You might say she was my first "girlfriend" --but at this age it was  more like
a girl who was a friend.
I lived at 1806 Washington; Hazel Jean lived at 1802 Washington
with her mother Carrie and father Al (but everyone called him "Trolly").
The Trollingers, along with all but one other family for blocks around,
were "railroad people" --the fathers all worked for the UP Railroad.

Hazel Jean, her  mom and dad, "Dickie Boy" and his mom.

The Trollingers had a car and Carrie would quite often take my mom and me
and some others out to Cove to go swimming, or to Wallowa Lake.
I don't know what the occasion was here, but the photo was
taken some time in the late 1920s

Back row: Carrie Trollinger, Celestine Cook.
Front row: Loretta Cook, Yours Truly, and Hazel Jean.

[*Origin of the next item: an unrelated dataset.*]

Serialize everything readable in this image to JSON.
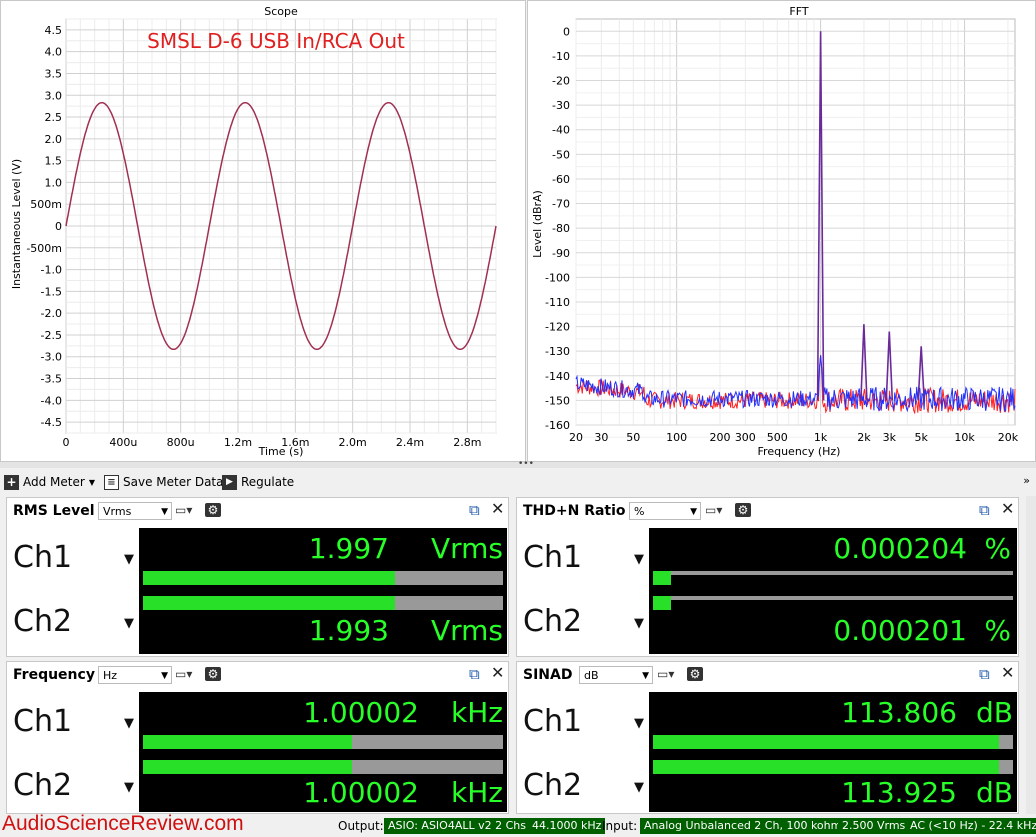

The Cooks lived across the street and were also railroaders.
This was taken some time in the 1930s.

Dick, Howard Reeder, Julia Hiatt, Hazel Jean, Howard's little
sister and Mrs. Reeder having a picnic.
around 1936

The caption under this picture in my album says
"The Girl Next Door ---WOW"

Bobby Warner (who lived at 1804 Washington), Hazel  Jean,
Dick, Mary ???, and Richard Miller.
Some time around 1942.

Hazel Jean attended Eastern Oregon College for a year
and starred in Al Kaiser's production of "Bell, Book and Candle"
By that time I was in the navy, so I missed her stage debut.
She then transferred to the University of Oregon (I think.)
Came back to La Grande, married John Ferdinandsen (who died way too early)
and raised a family.

John Ferdinandsen in 1947,
when we all called him "Bud".

Hazel Jean and I would run into each other from time to time over the years,
in Bi-Mart or somewhere on Adams Avenue.
and I noted as time went by how very pretty she still was,
especially when her hair turned white.
In later years, I would call her on her birthday, and we would
talk briefly about how long we had known each other
and what great memories we had of growing up
on the 1800 block of Washington Avenue.
It gives your life a sense of continuity when someone you have known and liked
for as long as you can remember is still around.
That feeling of "all is well" was weakened considerably last week
when I got an email from Hazel Jean's daughter, telling me that her mother
had passed away shortly before Christmas.
I felt as if their had been a death in my family,and, in a broad sense, there has been.
I am now the only survivor of the Washington Avenue family.
It will seem like a different world without Hazel Jean.

A memorial for her will be held in August at the cabin at Wallowa Lke
that Carrie had built and Hazel Jean enjoyed so much with her
children and grandchildren.
I'll be there in spirit.

Note: She was Hazel Ferdinandsen to everyone who knew her,
but she was "Hazel Jean Trollinger" in my memories.